NEW YORK — In a film festival season that’s been turned largely virtual, Spike Lee’s “American Utopia,” a documentary of David Byrne’s concert musical and the opening-night film of the Toronto International Film Festival, has nevertheless supplied the giddy rush of live performance in a packed house.
The film was shot during the late 2019-early 2020 run of Byrne’s acclaimed Broadway show at New York’s Hudson Theatre. In it, Byrne deconstructs the traditional rock concert, sketching a narrative through his songbook from familiar Talking Heads classics up to his 2018 solo album of the same name. With 11 other musicians, all of them barefoot and dressed in silvery gray suits, Byrne leads a jubilant march on a road to nowhere. “Would you like to come along,” he sings in the Talking Heads staple. “You can help me sing the song/ And it’s all right, baby, it’s all right.”
There’s plenty that’s not all right in the world right now, the 68-year-old Byrne readily granted in an interview by video conference from New York the day after the film’s premiere. “American Utopia” is full of the darker realities of American life, touching on police brutality (with her endorsement, he performs Janelle Monáe’s 2015 protest song “ Hell You Talmbout “), immigrant rights and the 2020 election. (A voter registration team was stationed in the lobby.) But pockets of hope are still around, Byrne seems to suggests, especially when you’ve got a good percussion section.
The film, which will premiere on HBO and HBO Max on Oct. 17, drew raves out of Toronto (or wherever critics are watching remotely). Electrically shot by Lee, “American Utopia” may even be one of the best films of the year and, yes, even a worthy spiritual sequel to Jonathan Demme’s concert-doc classic “Stop Making Sense.”
Fresh from visiting his daughter in the Catskills, Byrne spoke about living up to that film, why even now he’s not hopeless and how his pandemic cooking is going.
AP: The joy of live performance is so palpable in “American Utopia.” Do you miss it?
Byrne: The film is going to be in the New York Film Festival and at drive-in screenings. That’s like a little baby step towards getting us back together. We’re actually, like, in eyesight of one another. We’ll be in cars. Instead of applauding, people will honk their horns. It’s a step. We’ll at least feel like we’re together. It’s kind of an essential part of what we are. It’s not just my life as a performer, it’s what we are as a species. We’re social animals and one of the greatest punishments that human beings can inflect on one another is to isolate them from the tribe or isolate them from other people.

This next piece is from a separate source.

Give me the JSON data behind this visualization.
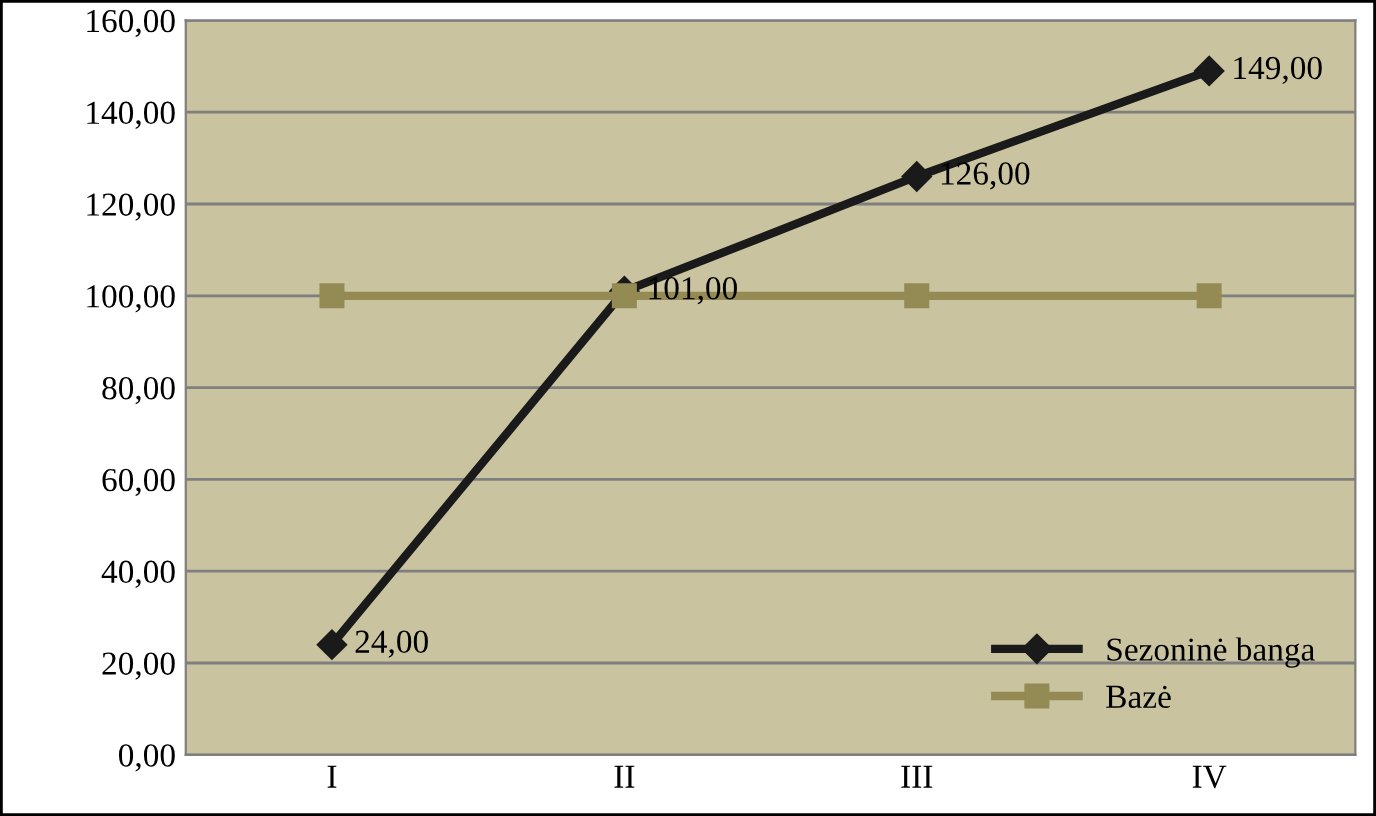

AP: You touch on many of the more troubling parts of American life in the show, but there’s a constant uplift. In such dystopic times since, has it been harder to find bits of utopia?
Byrne: Part of the nature of the show is to be realistic but show people what’s possible. I have a little solutions-journalism project that I have called “Reasons to Be Cheerful.” We look for examples that are hopeful, people who have found solutions to problems. The show doesn’t shy away from a lot of the dark stuff going. And yet what the audience is seeing and feeling from the band and from the show, they’re kind of witnessing a solution. We’re not telling them “This is how you fix it.” As they say, show don’t tell. We’re kind of showing them.
AP: The film is dedicated to Jonathan Demme (and Colin Kaepernick). Were you at all mindful of living up to “Stop Making Sense”?
Byrne: Yes, that bar has been raised pretty high. But, well, time has passed. I think this show and Spike’s filming of it — it’s very different than what Jonathan did — but I think in some ways it equals it. There was a point during the filming where Spike looked up at the ceiling — he was often in the aisles (dancing) — and he goes, “Jonathan, how we doin’?”
AP: You recently apologized for wearing black face in a skit for the promotion of “Stop Making Sense” in the early ’80s. Have you spoken with Lee about that?
Byrne: Before I made this public statement about this video skit I had done 30-some years ago, I wrote to Spike, I wrote to the band, a couple friends. I said, “Heads up, I did this and I’m going to talk about it.” The reactions I’ve gotten have been very supportive. Spike was just like, “I know you. You’re fine.” The band was kind of the same way. I thought, OK, I can learn from this. It’s possible to be open and own our mistakes and bad judgments, and people will forgive them.
AP: How have you been getting through the pandemic?
Byrne: I’ve been learning to cook new dishes. Some of them are really successful and some of them are real failures and I go, “I think I gotta eat this anyway.” I’m also busy with new projects. But there are days where I wake up and I go, “What are we doing? Why I am doing anything?”
AP: The music of “American Utopia” spans much of your life. Do you consider it an encapsulation of you as an artist?
Byrne: It’s personal but I feel like it’s also universal. I’m using myself as the vehicle but I think I’m telling a human story of a person who begins introverted within themselves and then finds a community and then eventually engages with the whole world around them. Which is a journey that a lot us take.